Trump Offers to Pardon Muhammad Ali - Why Boxing Champ's Lawyer Says It's 'Unnecessary'
WASHINGTON - President Donald Trump said he may soon issue a posthumous pardon to boxing champ Muhammad Ali.
"He was, look, he was not very popular then; certainly his memory is popular now," Trump said.
Ali's attorney was quick to thank the president but added that a pardon is "unnecessary."
"The US Supreme Court overturned the conviction of Muhammad Ali in a unanimous decision in 1971," Ali's attorney, Ron Tweel, said in a statement. "There is no conviction from which a pardon is needed."
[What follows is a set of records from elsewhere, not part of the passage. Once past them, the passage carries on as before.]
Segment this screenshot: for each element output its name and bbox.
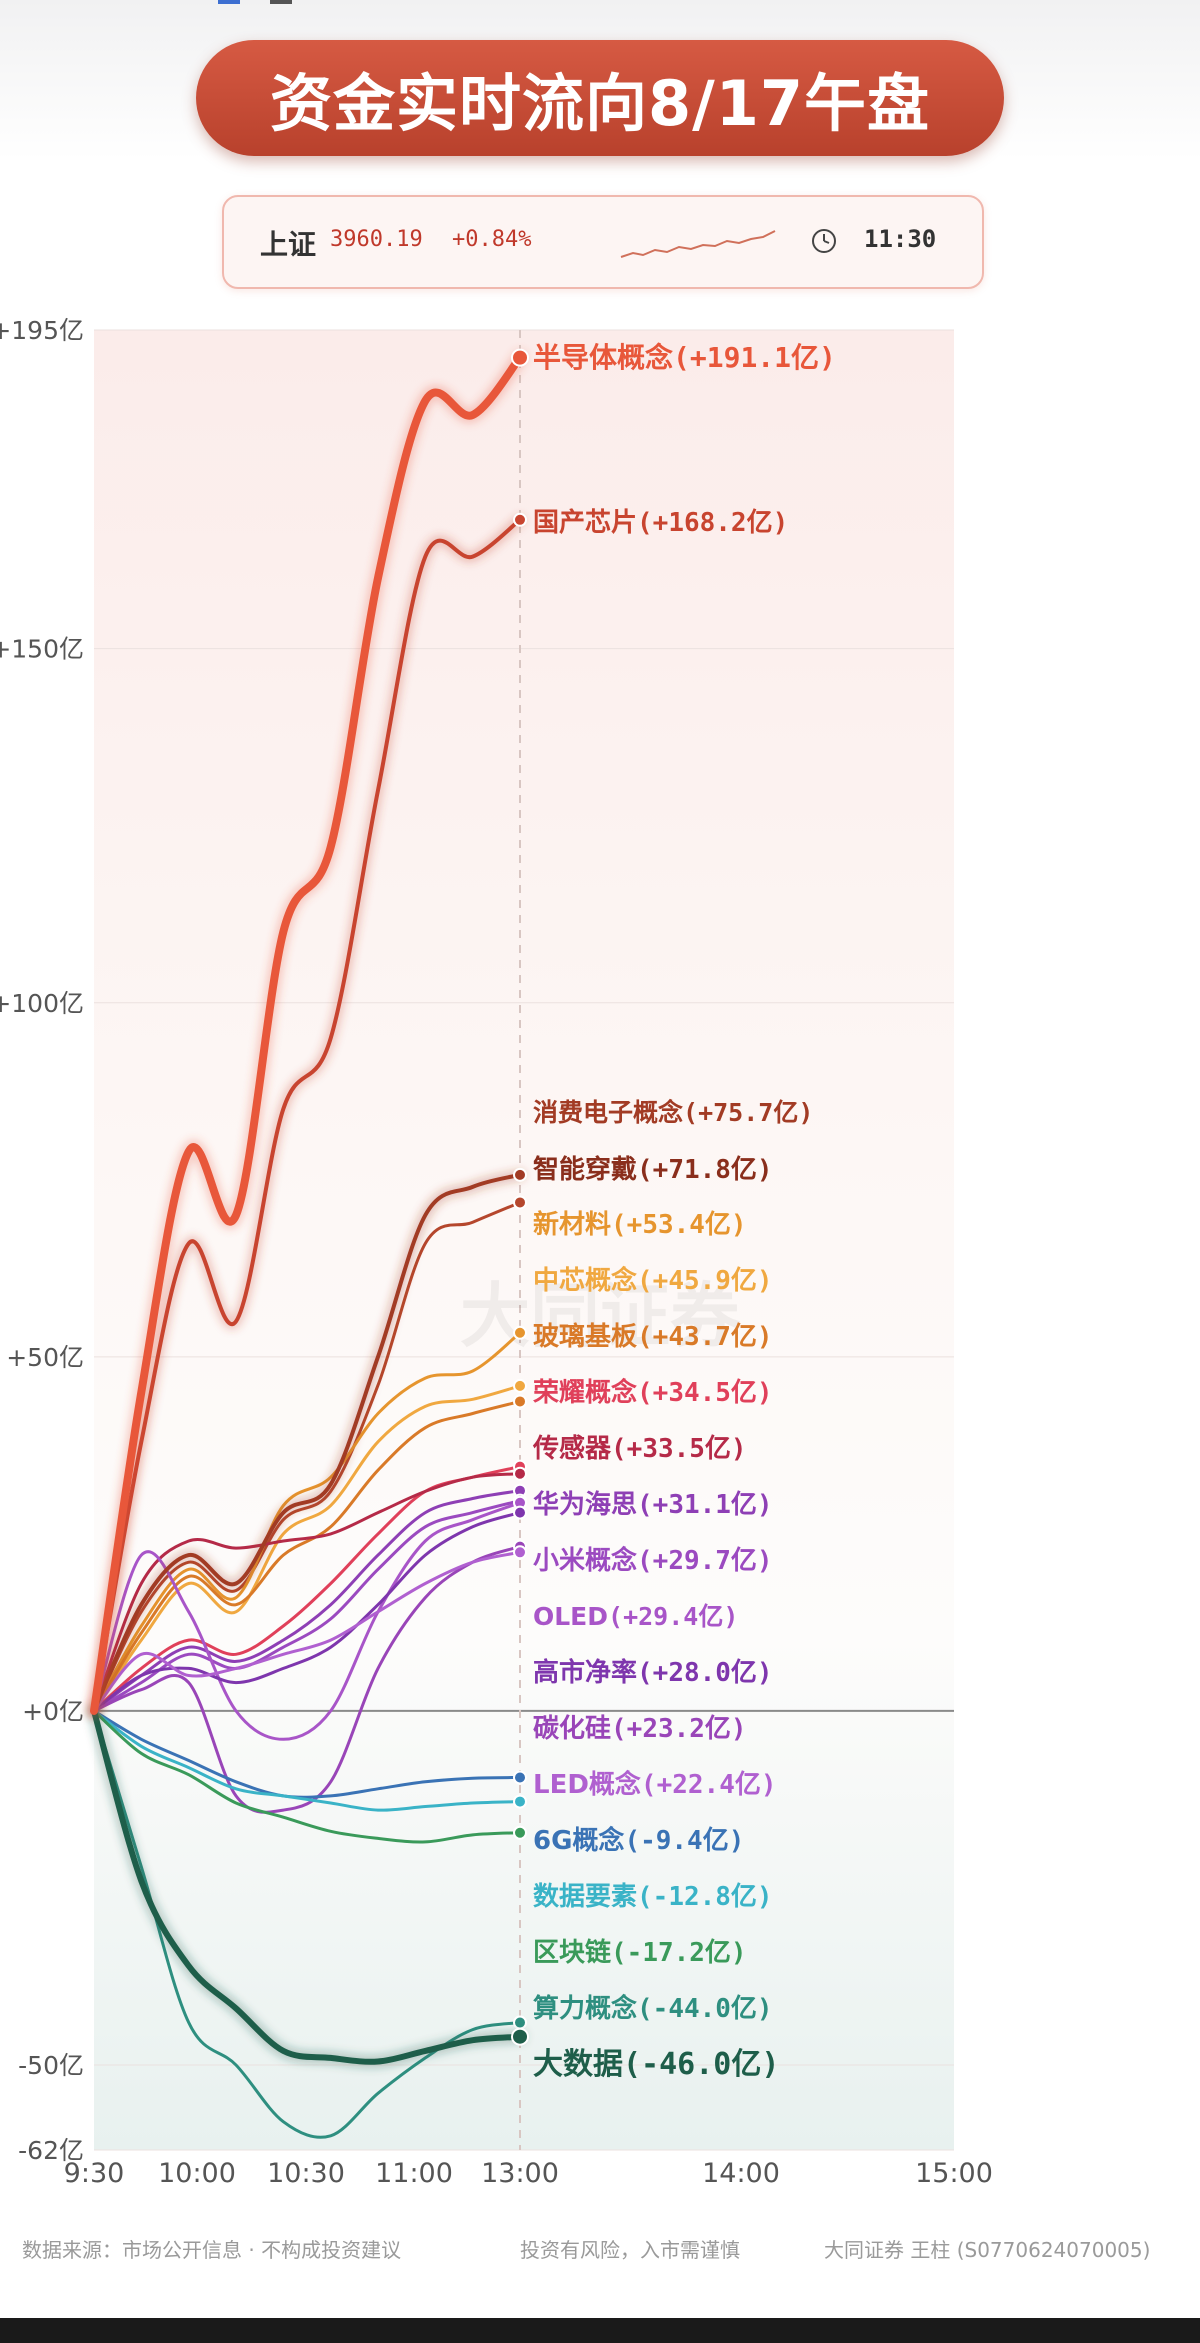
y-tick-label: +150亿	[0, 635, 84, 664]
series-end-label: 半导体概念(+191.1亿)	[533, 341, 836, 374]
series-endpoint	[513, 2015, 527, 2030]
series-line	[92, 1709, 522, 1799]
series-end-label: 高市净率(+28.0亿)	[533, 1657, 773, 1688]
x-tick-label: 14:00	[702, 2158, 780, 2189]
series-line	[92, 1384, 522, 1713]
series-endpoint	[513, 1466, 527, 1481]
series-line	[92, 517, 522, 1713]
series-end-label: 国产芯片(+168.2亿)	[533, 508, 788, 538]
series-end-label: LED概念(+22.4亿)	[533, 1769, 777, 1800]
index-change: +0.84%	[452, 227, 532, 252]
series-line	[92, 1172, 522, 1713]
plot-background	[94, 330, 954, 2150]
x-tick-label: 10:00	[158, 2158, 236, 2189]
x-tick-label: 15:00	[915, 2158, 993, 2189]
series-endpoint	[513, 1167, 527, 1182]
series-endpoint	[511, 2027, 529, 2046]
sparkline-icon	[620, 230, 776, 258]
top-status-strip	[0, 0, 1200, 6]
series-endpoint	[513, 1545, 527, 1560]
series-endpoint	[511, 348, 529, 367]
series-line	[92, 1400, 522, 1713]
bottom-strip	[0, 2318, 1200, 2343]
status-marker-blue	[218, 0, 240, 4]
series-line	[92, 1511, 522, 1713]
series-line	[92, 1331, 522, 1713]
series-end-label: 智能穿戴(+71.8亿)	[533, 1154, 773, 1185]
series-end-label: 荣耀概念(+34.5亿)	[533, 1377, 773, 1408]
series-endpoint	[513, 1325, 527, 1340]
footer-source: 数据来源：市场公开信息 · 不构成投资建议	[22, 2238, 402, 2262]
series-end-label: 数据要素(-12.8亿)	[533, 1882, 773, 1912]
series-endpoint	[513, 512, 527, 527]
series-line	[92, 1489, 522, 1713]
series-end-label: 传感器(+33.5亿)	[532, 1434, 747, 1464]
clock-icon	[812, 229, 836, 253]
series-end-label: OLED(+29.4亿)	[533, 1602, 738, 1631]
y-tick-label: -62亿	[18, 2136, 84, 2165]
series-line	[90, 353, 524, 1715]
footer-risk: 投资有风险，入市需谨慎	[520, 2238, 740, 2262]
page-title: 资金实时流向8/17午盘	[196, 40, 1004, 156]
series-endpoint	[513, 1825, 527, 1840]
series-line	[92, 1709, 522, 1844]
x-tick-label: 11:00	[375, 2158, 453, 2189]
y-tick-label: +195亿	[0, 316, 84, 345]
x-tick-label: 10:30	[267, 2158, 345, 2189]
series-end-label: 小米概念(+29.7亿)	[533, 1545, 773, 1576]
index-time: 11:30	[864, 225, 937, 253]
series-end-label: 大数据(-46.0亿)	[533, 2047, 779, 2082]
series-end-label: 算力概念(-44.0亿)	[533, 1993, 773, 2024]
series-end-label: 玻璃基板(+43.7亿)	[533, 1321, 773, 1352]
series-line	[92, 1501, 522, 1741]
series-end-label: 新材料(+53.4亿)	[533, 1209, 747, 1240]
series-end-label: 华为海思(+31.1亿)	[533, 1489, 773, 1520]
series-end-label: 6G概念(-9.4亿)	[533, 1825, 744, 1856]
status-marker-dark	[270, 0, 292, 4]
index-name: 上证	[260, 228, 317, 261]
y-tick-label: +0亿	[22, 1697, 84, 1726]
series-end-label: 消费电子概念(+75.7亿)	[533, 1098, 813, 1127]
x-tick-label: 13:00	[481, 2158, 559, 2189]
series-line	[92, 1550, 522, 1713]
series-end-label: 碳化硅(+23.2亿)	[533, 1714, 747, 1744]
y-tick-label: -50亿	[18, 2051, 84, 2080]
footer-author: 大同证券 王柱 (S0770624070005)	[824, 2238, 1151, 2262]
y-tick-label: +100亿	[0, 989, 84, 1018]
series-line	[92, 1472, 522, 1713]
x-tick-label: 9:30	[64, 2158, 125, 2189]
index-value: 3960.19	[330, 227, 423, 252]
series-end-label: 区块链(-17.2亿)	[533, 1937, 747, 1968]
series-endpoint	[513, 1505, 527, 1520]
y-tick-label: +50亿	[6, 1343, 84, 1372]
series-endpoint	[513, 1394, 527, 1409]
series-endpoint	[513, 1378, 527, 1393]
series-line	[91, 1707, 523, 2065]
series-endpoint	[513, 1794, 527, 1809]
series-line	[92, 1545, 522, 1814]
series-end-label: 中芯概念(+45.9亿)	[533, 1265, 773, 1296]
series-endpoint	[513, 1770, 527, 1785]
series-endpoint	[513, 1195, 527, 1210]
footer: 数据来源：市场公开信息 · 不构成投资建议 投资有风险，入市需谨慎 大同证券 王…	[0, 2234, 1200, 2270]
series-line	[92, 1709, 522, 1812]
index-card: 上证 3960.19 +0.84% 11:30	[222, 195, 984, 289]
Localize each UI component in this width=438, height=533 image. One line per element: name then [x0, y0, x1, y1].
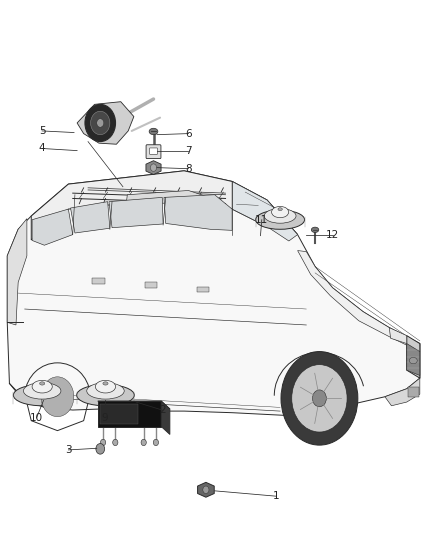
Ellipse shape — [149, 128, 158, 135]
Circle shape — [85, 104, 116, 142]
Polygon shape — [109, 197, 163, 228]
Ellipse shape — [77, 384, 134, 406]
Circle shape — [100, 439, 106, 446]
Ellipse shape — [278, 208, 283, 211]
Bar — [100, 403, 138, 424]
Bar — [197, 287, 209, 292]
Ellipse shape — [87, 383, 124, 399]
Polygon shape — [98, 401, 161, 426]
Text: 11: 11 — [255, 215, 268, 225]
Ellipse shape — [95, 381, 116, 393]
Polygon shape — [127, 190, 219, 207]
Polygon shape — [161, 401, 170, 434]
FancyBboxPatch shape — [146, 145, 161, 159]
Polygon shape — [389, 328, 407, 344]
Circle shape — [203, 486, 209, 494]
Bar — [145, 282, 157, 288]
Ellipse shape — [272, 206, 289, 217]
Text: 10: 10 — [30, 413, 43, 423]
Bar — [408, 387, 419, 397]
Circle shape — [96, 443, 105, 454]
Text: 3: 3 — [65, 445, 72, 455]
Polygon shape — [407, 344, 420, 375]
Polygon shape — [297, 251, 420, 352]
Circle shape — [312, 390, 326, 407]
Ellipse shape — [256, 210, 304, 229]
Polygon shape — [7, 219, 27, 325]
Bar — [92, 278, 105, 284]
Polygon shape — [32, 209, 73, 245]
Circle shape — [281, 352, 358, 445]
Polygon shape — [71, 201, 110, 233]
Ellipse shape — [103, 382, 108, 385]
Polygon shape — [7, 171, 420, 416]
Text: 12: 12 — [326, 230, 339, 240]
Circle shape — [153, 439, 159, 446]
Circle shape — [91, 111, 110, 135]
Ellipse shape — [32, 381, 52, 393]
Text: 5: 5 — [39, 126, 46, 136]
Ellipse shape — [13, 384, 71, 406]
Text: 1: 1 — [272, 491, 279, 501]
Circle shape — [41, 377, 74, 417]
Polygon shape — [232, 181, 297, 241]
Ellipse shape — [410, 358, 417, 364]
Circle shape — [97, 119, 104, 127]
Circle shape — [292, 365, 347, 432]
Text: 8: 8 — [185, 164, 192, 174]
Circle shape — [150, 164, 156, 171]
Text: 6: 6 — [185, 128, 192, 139]
Polygon shape — [77, 102, 134, 144]
Text: 4: 4 — [39, 143, 46, 154]
Circle shape — [141, 439, 146, 446]
Polygon shape — [164, 195, 232, 230]
Text: 9: 9 — [101, 413, 108, 423]
Polygon shape — [31, 171, 297, 240]
Polygon shape — [198, 482, 214, 497]
Text: 2: 2 — [159, 405, 166, 415]
Ellipse shape — [264, 208, 296, 223]
Circle shape — [113, 439, 118, 446]
Polygon shape — [146, 161, 161, 174]
Ellipse shape — [24, 383, 61, 399]
Ellipse shape — [39, 382, 45, 385]
Polygon shape — [385, 378, 420, 406]
Polygon shape — [407, 336, 420, 378]
FancyBboxPatch shape — [150, 148, 157, 155]
Polygon shape — [98, 401, 170, 409]
Ellipse shape — [311, 227, 319, 232]
Text: 7: 7 — [185, 146, 192, 156]
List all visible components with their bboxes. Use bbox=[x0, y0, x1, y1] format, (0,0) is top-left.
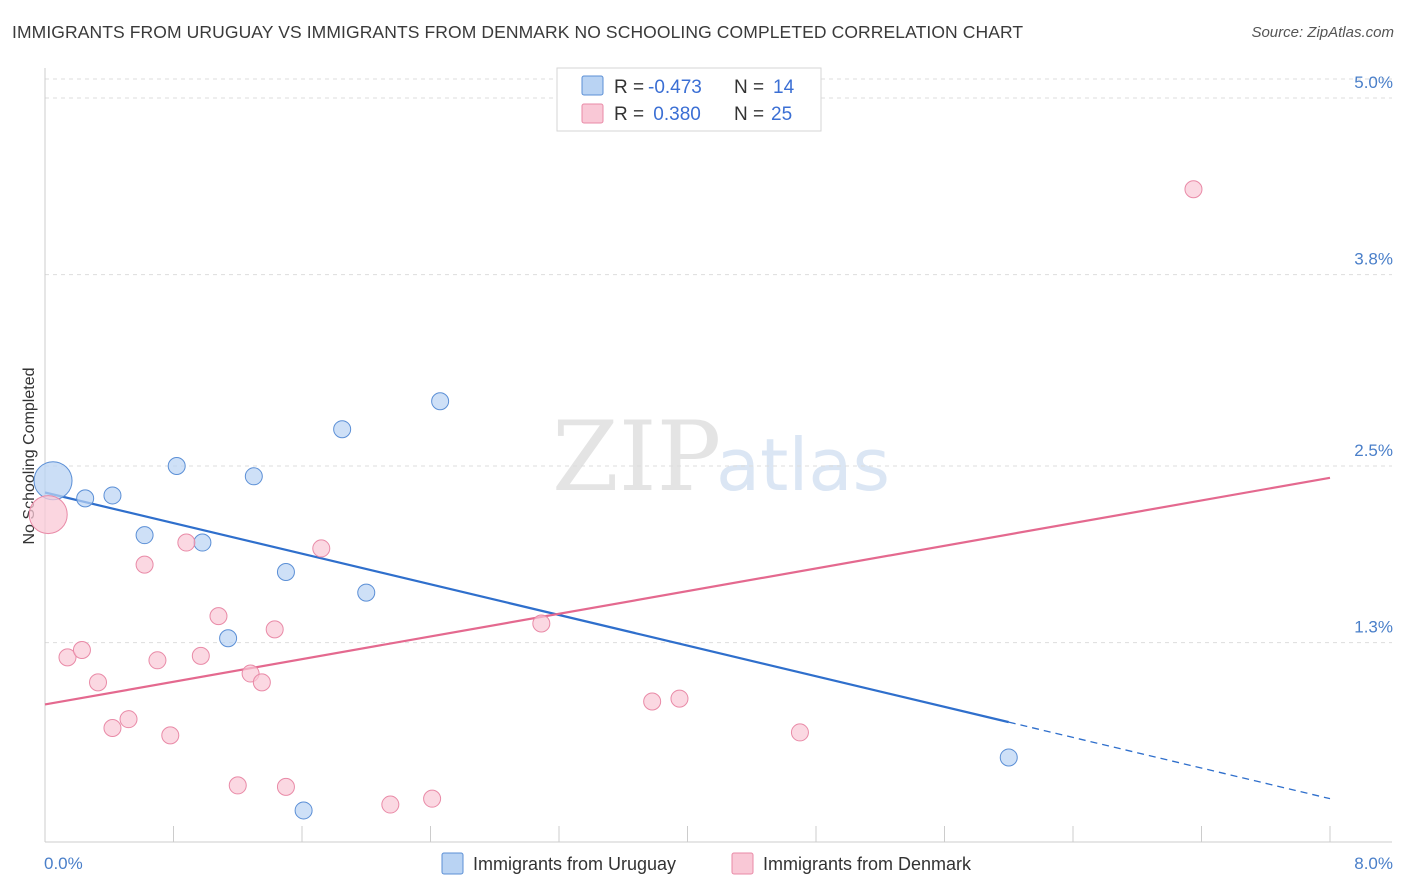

In 1967, Ali was convicted for refusing to report to the US military for the Vietnam War – a decision US Supreme Court overturned four years later.
Ali passed away in 2016.
Trump's remarks come two days after he commuted the sentence Wednesday of a 63-year-old woman serving a life sentence for drug offenses.
Alice Marie Johnson has spent the last two decades behind bars and is not eligible for parole.
The decision to pardon her came after reality TV star Kim Kardashian-West paid a visit to the White House to plead the great-grandmother's case.
The commutation, which is different than a pardon, puts a renewed focus on the Trump administration's push for prison and sentencing reform.
The commander in chief says he is now looking at pardons for "people that are unfairly treated, like Alice."